Rick Perry opens new front with GOP rivals over jobs, experience
Rick Perry opened an aggressive new front in the Republican campaign for president Monday, suggesting that Mitt Romney could not match his record on job creation and questioning whether Michele Bachmann had the experience to be president. Romney sought to stay above the fray in New Hampshire but touted his “real world” experience in the private sector as a key credential for the White House.
The crossfire between the Texas governor and his chief rivals came as the three top-tier candidates fanned out across the early caucus and primary states — with Perry in Iowa, Romney in New Hampshire and Bachmann preparing for a bus tour in South Carolina.
Perry stepped out among fawning crowds at the Iowa State Fair after his campaign released a video that declared him “America’s jobs governor” and spliced images of a tumbling stock market with a Texas sunrise and old images of Perry reaching for his saddle in a cowboy hat and chaps.
Asked by reporters about the credentials of his rivals as he made his way through the fair, Perry alluded to minimal job growth in Massachusetts when Romney was governor.
“You just have to look at the record,” the Texas governor said.
Perry noted that he had worked in business before entering politics in the mid-1980s and seemed to slight Romney’s work at a private equity firm. “I was in the private sector for 13 years after I left the Air Force, so I wasn’t on Wall Street, I wasn’t working at Bain Capital,” Perry said.
When asked about Bachmann, who has represented Minnesota in Congress since 2006 after a career as a tax attorney and stay-at-home mom, Perry replied that “10 years of being an executive running a state the size of Texas matters.”
“It’s pretty hard to argue we haven’t created a job-creating machine in the state of Texas, and I think that’s what people are looking for,” Perry said. “They’re just looking for executive experience and somebody who will tell it like it is.”
Romney, who has tried to avoid engaging with Republican opponents as he seeks to cement his standing as the GOP front-runner, sidestepped questions about whether Perry deserves credit for Texas’ economic successes.
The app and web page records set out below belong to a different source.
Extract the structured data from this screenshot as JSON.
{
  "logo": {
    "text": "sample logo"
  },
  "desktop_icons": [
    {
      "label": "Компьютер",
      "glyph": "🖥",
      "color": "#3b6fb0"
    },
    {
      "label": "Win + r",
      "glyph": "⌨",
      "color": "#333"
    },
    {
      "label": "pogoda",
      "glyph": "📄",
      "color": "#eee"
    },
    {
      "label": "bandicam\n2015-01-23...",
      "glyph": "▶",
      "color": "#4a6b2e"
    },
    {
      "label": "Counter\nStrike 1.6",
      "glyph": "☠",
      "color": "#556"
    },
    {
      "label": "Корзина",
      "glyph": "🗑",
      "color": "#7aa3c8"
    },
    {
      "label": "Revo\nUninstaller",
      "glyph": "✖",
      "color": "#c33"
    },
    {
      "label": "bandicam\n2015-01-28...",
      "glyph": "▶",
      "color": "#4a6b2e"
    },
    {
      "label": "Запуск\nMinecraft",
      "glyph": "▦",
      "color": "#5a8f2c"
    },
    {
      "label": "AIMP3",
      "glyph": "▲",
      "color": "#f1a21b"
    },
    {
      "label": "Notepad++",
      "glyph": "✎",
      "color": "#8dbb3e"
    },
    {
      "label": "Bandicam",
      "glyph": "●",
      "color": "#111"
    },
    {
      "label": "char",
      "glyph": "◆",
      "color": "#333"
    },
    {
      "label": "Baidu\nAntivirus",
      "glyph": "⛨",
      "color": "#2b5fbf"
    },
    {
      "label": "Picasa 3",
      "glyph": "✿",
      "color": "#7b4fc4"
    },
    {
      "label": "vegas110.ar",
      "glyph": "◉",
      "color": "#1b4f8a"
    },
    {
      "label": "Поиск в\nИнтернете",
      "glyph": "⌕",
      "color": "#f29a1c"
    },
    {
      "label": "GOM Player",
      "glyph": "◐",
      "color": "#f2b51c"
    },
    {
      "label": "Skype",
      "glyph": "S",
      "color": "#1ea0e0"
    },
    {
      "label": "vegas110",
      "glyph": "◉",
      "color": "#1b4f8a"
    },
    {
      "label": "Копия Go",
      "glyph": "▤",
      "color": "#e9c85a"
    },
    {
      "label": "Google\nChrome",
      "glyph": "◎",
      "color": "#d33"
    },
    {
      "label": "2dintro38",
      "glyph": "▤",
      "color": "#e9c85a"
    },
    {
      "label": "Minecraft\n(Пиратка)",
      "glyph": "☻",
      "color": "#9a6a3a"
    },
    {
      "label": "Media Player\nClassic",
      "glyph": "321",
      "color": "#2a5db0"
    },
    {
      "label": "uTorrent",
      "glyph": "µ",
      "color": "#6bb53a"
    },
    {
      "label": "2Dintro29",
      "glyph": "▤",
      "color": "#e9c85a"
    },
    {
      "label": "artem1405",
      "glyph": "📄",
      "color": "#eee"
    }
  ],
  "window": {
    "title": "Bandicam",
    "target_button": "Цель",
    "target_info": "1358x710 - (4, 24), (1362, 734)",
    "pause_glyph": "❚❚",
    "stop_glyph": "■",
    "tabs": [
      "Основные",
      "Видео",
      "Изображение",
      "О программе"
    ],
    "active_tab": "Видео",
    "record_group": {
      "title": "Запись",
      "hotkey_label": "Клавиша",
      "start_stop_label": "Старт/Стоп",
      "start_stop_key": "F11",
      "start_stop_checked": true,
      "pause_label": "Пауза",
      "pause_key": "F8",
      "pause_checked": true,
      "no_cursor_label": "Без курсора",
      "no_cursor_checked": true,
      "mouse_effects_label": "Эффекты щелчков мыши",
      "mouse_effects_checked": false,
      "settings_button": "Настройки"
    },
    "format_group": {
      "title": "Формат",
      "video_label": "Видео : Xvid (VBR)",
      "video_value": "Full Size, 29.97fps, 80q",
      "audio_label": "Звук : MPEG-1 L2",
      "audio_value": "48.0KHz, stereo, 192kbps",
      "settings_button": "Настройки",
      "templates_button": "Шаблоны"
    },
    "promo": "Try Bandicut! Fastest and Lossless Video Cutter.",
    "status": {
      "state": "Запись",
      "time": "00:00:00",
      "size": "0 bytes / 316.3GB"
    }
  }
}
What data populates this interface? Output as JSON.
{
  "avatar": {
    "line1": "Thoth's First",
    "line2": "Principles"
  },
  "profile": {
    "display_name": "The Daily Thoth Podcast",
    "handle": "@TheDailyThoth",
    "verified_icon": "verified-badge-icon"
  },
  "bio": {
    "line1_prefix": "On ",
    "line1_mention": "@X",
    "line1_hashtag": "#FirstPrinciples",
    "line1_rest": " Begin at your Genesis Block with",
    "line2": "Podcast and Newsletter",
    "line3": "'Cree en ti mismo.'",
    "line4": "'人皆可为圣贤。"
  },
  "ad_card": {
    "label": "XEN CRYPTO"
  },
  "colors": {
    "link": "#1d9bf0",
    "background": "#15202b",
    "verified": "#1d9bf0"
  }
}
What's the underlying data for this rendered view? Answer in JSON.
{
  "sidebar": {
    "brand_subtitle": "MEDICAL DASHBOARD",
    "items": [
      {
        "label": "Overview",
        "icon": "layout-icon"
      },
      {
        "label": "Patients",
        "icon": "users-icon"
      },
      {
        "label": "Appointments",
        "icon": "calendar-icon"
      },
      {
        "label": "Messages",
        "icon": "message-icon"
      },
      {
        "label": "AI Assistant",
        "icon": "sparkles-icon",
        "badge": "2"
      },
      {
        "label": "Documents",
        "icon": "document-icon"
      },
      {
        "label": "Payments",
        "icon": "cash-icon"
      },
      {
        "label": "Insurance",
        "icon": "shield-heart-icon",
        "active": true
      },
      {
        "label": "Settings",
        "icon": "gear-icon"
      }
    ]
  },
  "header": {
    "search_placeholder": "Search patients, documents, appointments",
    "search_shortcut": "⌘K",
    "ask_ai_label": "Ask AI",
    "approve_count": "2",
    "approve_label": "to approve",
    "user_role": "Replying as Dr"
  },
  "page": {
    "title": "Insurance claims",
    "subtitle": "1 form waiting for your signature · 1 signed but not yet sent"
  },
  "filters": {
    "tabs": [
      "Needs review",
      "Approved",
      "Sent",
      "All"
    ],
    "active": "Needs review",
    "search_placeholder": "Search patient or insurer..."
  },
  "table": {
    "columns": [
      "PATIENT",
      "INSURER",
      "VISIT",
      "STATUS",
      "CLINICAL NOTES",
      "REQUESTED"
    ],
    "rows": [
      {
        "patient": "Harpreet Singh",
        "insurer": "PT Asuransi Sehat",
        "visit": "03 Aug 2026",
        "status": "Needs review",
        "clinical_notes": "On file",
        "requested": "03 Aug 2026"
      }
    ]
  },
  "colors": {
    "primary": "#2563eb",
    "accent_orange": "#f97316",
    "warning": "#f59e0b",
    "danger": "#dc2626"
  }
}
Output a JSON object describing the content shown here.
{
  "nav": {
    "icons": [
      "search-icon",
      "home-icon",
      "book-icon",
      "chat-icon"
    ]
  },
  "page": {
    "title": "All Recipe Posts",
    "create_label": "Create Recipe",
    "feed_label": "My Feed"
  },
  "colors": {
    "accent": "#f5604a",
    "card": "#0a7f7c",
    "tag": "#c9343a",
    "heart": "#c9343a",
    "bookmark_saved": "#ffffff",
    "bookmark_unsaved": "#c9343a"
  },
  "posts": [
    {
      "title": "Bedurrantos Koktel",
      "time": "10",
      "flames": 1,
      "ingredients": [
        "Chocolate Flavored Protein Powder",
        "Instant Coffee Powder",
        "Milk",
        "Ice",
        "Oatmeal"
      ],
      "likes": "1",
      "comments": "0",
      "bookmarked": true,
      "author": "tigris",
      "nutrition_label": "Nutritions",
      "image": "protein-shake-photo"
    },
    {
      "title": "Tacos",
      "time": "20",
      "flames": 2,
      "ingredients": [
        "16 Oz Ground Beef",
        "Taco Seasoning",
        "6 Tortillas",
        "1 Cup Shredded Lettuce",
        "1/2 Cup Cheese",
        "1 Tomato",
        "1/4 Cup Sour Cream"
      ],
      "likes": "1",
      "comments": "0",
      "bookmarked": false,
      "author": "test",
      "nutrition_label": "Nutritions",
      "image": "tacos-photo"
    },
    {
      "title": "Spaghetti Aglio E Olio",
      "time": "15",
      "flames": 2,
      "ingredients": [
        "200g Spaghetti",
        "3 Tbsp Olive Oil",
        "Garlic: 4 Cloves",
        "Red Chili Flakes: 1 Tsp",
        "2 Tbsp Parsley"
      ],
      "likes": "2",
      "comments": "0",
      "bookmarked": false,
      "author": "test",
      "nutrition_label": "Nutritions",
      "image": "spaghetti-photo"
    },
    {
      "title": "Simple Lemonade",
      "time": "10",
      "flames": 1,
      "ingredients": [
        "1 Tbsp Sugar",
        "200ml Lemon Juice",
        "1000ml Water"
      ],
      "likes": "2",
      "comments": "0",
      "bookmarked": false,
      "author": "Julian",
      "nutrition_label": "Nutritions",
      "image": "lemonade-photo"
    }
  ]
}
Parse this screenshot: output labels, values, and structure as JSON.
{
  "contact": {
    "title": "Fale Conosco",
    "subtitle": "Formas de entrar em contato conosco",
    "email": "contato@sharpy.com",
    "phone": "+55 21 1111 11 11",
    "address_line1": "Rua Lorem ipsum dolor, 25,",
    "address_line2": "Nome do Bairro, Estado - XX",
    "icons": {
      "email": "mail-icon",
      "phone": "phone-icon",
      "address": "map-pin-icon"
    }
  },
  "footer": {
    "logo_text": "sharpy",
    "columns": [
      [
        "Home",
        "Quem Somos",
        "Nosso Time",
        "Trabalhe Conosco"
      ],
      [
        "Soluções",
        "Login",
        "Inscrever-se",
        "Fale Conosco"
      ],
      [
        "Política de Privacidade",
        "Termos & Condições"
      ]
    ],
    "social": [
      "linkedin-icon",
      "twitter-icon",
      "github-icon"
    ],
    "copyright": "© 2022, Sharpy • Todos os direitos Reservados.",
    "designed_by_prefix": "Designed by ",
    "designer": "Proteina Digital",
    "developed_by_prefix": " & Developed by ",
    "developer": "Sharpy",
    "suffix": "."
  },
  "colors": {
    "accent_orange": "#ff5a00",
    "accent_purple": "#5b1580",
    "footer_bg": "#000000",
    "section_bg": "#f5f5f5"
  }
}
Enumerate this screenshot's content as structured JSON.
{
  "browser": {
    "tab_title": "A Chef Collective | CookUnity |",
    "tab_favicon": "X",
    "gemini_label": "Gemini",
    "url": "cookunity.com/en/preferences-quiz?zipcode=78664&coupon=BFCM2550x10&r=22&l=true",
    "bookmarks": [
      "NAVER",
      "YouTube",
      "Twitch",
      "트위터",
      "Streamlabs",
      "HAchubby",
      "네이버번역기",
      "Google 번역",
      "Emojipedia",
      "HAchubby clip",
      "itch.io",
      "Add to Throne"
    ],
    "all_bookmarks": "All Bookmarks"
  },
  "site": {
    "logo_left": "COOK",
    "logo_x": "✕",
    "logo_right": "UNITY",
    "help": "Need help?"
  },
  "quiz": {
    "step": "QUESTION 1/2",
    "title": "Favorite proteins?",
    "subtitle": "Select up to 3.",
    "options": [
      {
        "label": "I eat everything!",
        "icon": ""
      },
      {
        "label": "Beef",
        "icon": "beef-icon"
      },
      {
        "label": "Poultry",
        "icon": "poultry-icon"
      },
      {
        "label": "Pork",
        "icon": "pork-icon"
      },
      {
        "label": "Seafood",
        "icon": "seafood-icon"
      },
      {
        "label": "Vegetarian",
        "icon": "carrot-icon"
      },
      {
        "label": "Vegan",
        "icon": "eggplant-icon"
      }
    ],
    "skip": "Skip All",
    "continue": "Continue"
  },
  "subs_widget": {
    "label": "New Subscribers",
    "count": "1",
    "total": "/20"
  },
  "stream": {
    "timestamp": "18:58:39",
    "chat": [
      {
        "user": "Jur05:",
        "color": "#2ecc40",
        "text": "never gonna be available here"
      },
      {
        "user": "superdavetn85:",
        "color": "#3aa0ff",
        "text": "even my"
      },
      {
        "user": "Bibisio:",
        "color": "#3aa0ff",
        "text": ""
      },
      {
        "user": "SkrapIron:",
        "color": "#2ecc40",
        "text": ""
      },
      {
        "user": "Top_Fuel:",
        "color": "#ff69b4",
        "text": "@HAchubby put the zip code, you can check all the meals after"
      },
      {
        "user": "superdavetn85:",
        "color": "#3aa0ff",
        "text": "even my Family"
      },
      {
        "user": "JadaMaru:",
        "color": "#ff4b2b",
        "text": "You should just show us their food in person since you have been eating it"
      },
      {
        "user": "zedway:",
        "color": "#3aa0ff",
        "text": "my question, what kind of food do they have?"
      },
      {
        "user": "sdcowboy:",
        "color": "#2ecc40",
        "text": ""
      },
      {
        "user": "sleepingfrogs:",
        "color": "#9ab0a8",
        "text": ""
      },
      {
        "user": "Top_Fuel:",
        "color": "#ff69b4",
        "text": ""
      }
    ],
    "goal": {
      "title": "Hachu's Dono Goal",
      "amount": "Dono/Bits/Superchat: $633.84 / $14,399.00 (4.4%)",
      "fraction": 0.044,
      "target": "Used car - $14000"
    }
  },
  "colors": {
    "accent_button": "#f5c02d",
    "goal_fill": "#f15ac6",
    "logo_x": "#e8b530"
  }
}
But Romney took a subtle dig at Perry’s long tenure in government by repeatedly emphasizing his own private-sector experience in private equity and consulting.
“My jobs record spans not just four years as governor, but also the 25 years that I’ve lived in the private sector,” he said when asked about Perry’s record at a manufacturer in Litchfield, N.H. “Understanding how the economy works by having worked in the real economy is finally essential in the White House.”
Though Romney avoided dissecting Perry’s record on job creation — Perry often states that more than 40% of the nation’s jobs have been created in Texas since 2009 — that task was already being handled by Democratic groups, who have noted that recent job growth in Texas was fueled in part by the state’s oil sector, higher gas prices, military spending and public-sector job growth.
Romney also directed his fire at President Obama, mocking the president’s bus tour through the upper Midwest as well as his upcoming vacation to Martha’s Vineyard.
“He seems to be more intent on trying to save his job than trying to create jobs for the American people,” Romney said.
Democratic National Committee spokeswoman Melanie N. Roussell said Romney’s remarks were part of an “extreme” approach by Republican candidates. “The Republican Party is offering the same tired rhetoric that the American people are sick of,” she said.
Reston reported from Plymouth and Mehta from Des Moines.